Opinion / Zou Hanru

Freedom from fear encourages spending
By Zou Hanru (China Daily)
Updated: 2006-08-04 06:13

Economists and market experts may talk about the need to steer China's economic growth by unleashing the spending power of 1 billion consumers, but the average Chinese just doesn't seem to be in the mood to go shopping.

By the end of May, personal bank savings had jumped 17.4 per cent to a record 15.4 trillion yuan (US$1.92 trillion). Economists have put China's personal savings rate (PSR) at more than 30 per cent. In stark contrast, the PSR or the fraction of personal income that is not consumed was negative 1.7 per cent in the United States in May.

Retail sales of consumer goods, another key indicator in gauging consumer confidence, grew by 13.2 per cent in the first five months of the year, a moderate figure compared to the whopping 30.3 per cent increase in fixed-asset investment and a robust 25.2 per cent growth in exports.

Consumption, investment and exports are the "three horses" driving China's economic growth. But consumption's contribution to the gross domestic product (GDP) has fallen below 50 per cent from a high of 73 per cent in the late 1990s. The figure usually hovers around 80 per cent in developed economies.

So what exactly is holding consumption back?

For years, it has been the subject of a running debate. While some attribute it to China's traditional culture of frugality, others point to the widening urban-rural income gap that is financially incapacitating hundreds of millions of farmers. Both arguments have some truth.

To a greater extent though, consumers' reluctance to untie their purse strings is the direct result of their feelings of uncertainty. They feel insecure about their finances and the future of their children. And uncertainty and insecurity induces fear.

China's transition from a planned to a market economy has already created uncertainties for people who are used to cradle-to-grave government care. Now, they have to pick up their own bills for things such as healthcare, education and a decent post-retirement life.

Consumers haunted by financial uncertainty and insecurity tend to save more for a rainy day.

Their resolve to scrimp and save has been hardened by reports of patients left unattended on hospital doorsteps because they couldn't afford ever-rising medical costs, or desperate parents committing suicide after being unable to afford their children's education bills.

So can the government do something to allay consumers' fears?
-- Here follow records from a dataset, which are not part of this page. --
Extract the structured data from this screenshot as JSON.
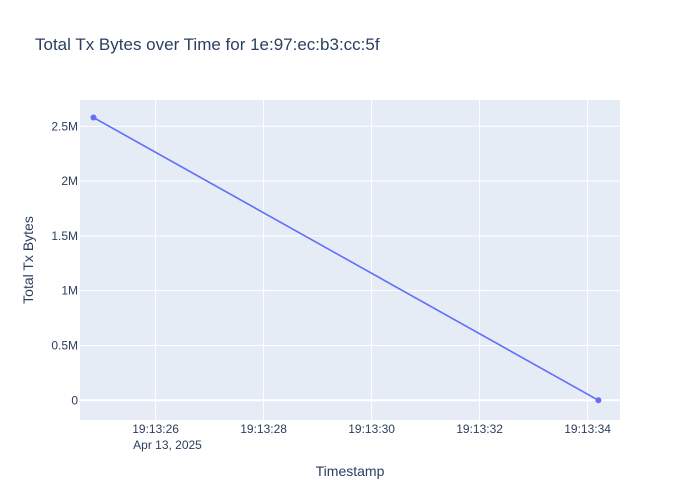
{
  "chart_data": {
    "type": "line",
    "title": "Total Tx Bytes over Time for 1e:97:ec:b3:cc:5f",
    "xlabel": "Timestamp",
    "ylabel": "Total Tx Bytes",
    "x_date_label": "Apr 13, 2025",
    "x_ticks": [
      "19:13:26",
      "19:13:28",
      "19:13:30",
      "19:13:32",
      "19:13:34"
    ],
    "y_ticks": [
      "0",
      "0.5M",
      "1M",
      "1.5M",
      "2M",
      "2.5M"
    ],
    "xlim": [
      "2025-04-13 19:13:24.6",
      "2025-04-13 19:13:34.6"
    ],
    "ylim": [
      -180000,
      2740000
    ],
    "grid": true,
    "series": [
      {
        "x": [
          "2025-04-13 19:13:24.85",
          "2025-04-13 19:13:34.2"
        ],
        "y": [
          2580000,
          0
        ]
      }
    ],
    "colors": {
      "line": "#636efa",
      "plot_bg": "#e5ecf6",
      "grid": "#ffffff",
      "text": "#2a3f5f"
    }
  }
}
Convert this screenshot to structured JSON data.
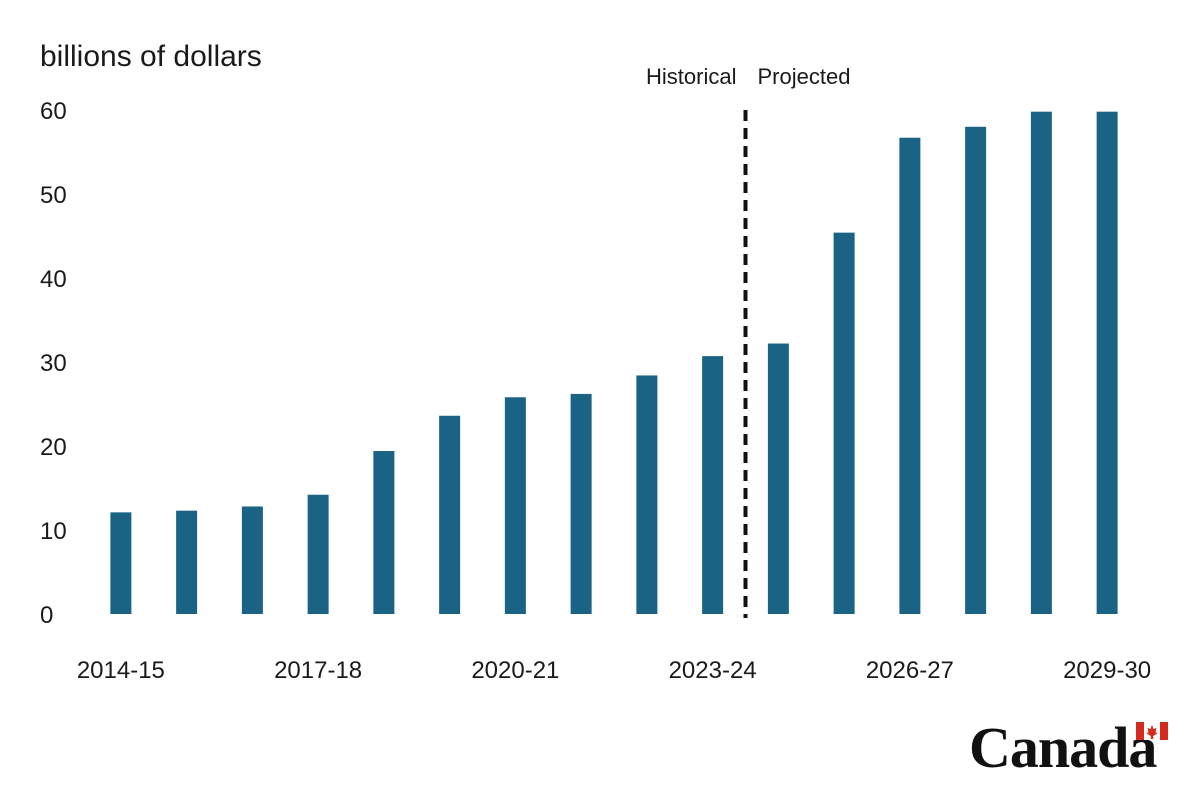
{
  "chart_data": {
    "type": "bar",
    "ylabel": "billions of dollars",
    "xlabel": "",
    "title": "",
    "ylim": [
      0,
      60
    ],
    "yticks": [
      0,
      10,
      20,
      30,
      40,
      50,
      60
    ],
    "categories": [
      "2014-15",
      "2015-16",
      "2016-17",
      "2017-18",
      "2018-19",
      "2019-20",
      "2020-21",
      "2021-22",
      "2022-23",
      "2023-24",
      "2024-25",
      "2025-26",
      "2026-27",
      "2027-28",
      "2028-29",
      "2029-30"
    ],
    "tick_labels_shown": [
      "2014-15",
      "2017-18",
      "2020-21",
      "2023-24",
      "2026-27",
      "2029-30"
    ],
    "values": [
      12.1,
      12.3,
      12.8,
      14.2,
      19.4,
      23.6,
      25.8,
      26.2,
      28.4,
      30.7,
      32.2,
      45.4,
      56.7,
      58.0,
      59.8,
      59.8
    ],
    "grid": false,
    "legend": "none",
    "period_labels": {
      "historical": "Historical",
      "projected": "Projected"
    },
    "divider_after_category": "2023-24",
    "bar_color": "#1b6385"
  },
  "branding": {
    "wordmark": "Canada",
    "flag_colors": {
      "red": "#d52b1e",
      "white": "#ffffff"
    }
  }
}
And does it have the finances to do so?

If the government could afford to have a sound social safety net during the planned economy era, when its revenue was just a fraction of what it is now, it surely can do a better job today.

China's half-year fiscal revenue broke the 2 trillion yuan (US$250 billion) mark for the first time in its history of tax collections, and full-year receipts are expected to beat the budget target of 3.542 trillion yuan (US$442.75 billion).
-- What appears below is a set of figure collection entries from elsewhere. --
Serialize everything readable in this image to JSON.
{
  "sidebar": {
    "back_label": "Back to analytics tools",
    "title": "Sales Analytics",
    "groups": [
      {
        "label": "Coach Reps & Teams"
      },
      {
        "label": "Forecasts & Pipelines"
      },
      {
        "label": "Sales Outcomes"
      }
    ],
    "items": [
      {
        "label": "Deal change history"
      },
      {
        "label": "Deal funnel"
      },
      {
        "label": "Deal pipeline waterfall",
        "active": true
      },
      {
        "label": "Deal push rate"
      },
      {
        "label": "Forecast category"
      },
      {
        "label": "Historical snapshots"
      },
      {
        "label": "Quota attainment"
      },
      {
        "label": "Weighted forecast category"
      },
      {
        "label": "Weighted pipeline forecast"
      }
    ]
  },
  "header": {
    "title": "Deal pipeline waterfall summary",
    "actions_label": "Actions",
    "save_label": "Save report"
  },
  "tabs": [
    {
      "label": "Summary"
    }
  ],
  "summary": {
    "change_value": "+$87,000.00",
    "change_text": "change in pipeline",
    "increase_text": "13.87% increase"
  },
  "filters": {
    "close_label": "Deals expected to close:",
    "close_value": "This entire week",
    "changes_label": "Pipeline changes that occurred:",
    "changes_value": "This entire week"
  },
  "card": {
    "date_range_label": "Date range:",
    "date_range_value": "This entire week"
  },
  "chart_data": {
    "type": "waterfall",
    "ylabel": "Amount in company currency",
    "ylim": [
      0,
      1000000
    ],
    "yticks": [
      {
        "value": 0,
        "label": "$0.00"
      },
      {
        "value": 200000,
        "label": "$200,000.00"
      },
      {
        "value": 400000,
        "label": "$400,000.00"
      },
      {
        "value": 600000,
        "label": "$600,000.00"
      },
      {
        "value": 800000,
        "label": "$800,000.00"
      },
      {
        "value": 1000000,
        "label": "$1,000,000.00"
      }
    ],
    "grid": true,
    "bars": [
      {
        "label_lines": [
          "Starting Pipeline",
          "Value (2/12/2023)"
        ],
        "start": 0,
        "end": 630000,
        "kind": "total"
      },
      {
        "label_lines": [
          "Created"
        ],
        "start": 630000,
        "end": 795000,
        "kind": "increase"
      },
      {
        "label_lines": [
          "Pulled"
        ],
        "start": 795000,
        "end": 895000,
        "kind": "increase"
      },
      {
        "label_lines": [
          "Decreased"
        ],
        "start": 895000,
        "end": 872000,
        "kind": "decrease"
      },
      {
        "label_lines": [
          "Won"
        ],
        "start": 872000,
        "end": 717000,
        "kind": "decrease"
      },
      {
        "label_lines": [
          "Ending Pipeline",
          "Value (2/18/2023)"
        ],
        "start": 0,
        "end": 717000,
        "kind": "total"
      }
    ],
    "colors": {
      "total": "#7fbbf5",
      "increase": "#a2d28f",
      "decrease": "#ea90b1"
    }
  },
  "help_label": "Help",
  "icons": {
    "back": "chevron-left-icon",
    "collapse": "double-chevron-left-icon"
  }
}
The ever-swelling treasury has placed the government in an excellent position to deliver on its promise to invest more in health, education and public pensions.

Financial abilities aside, making life as predictable as possible for consumers boils down to political will.

Fear of the future eats into consumer confidence. Accordingly, consumption can be the driving force of the economy only when consumers are free from fear.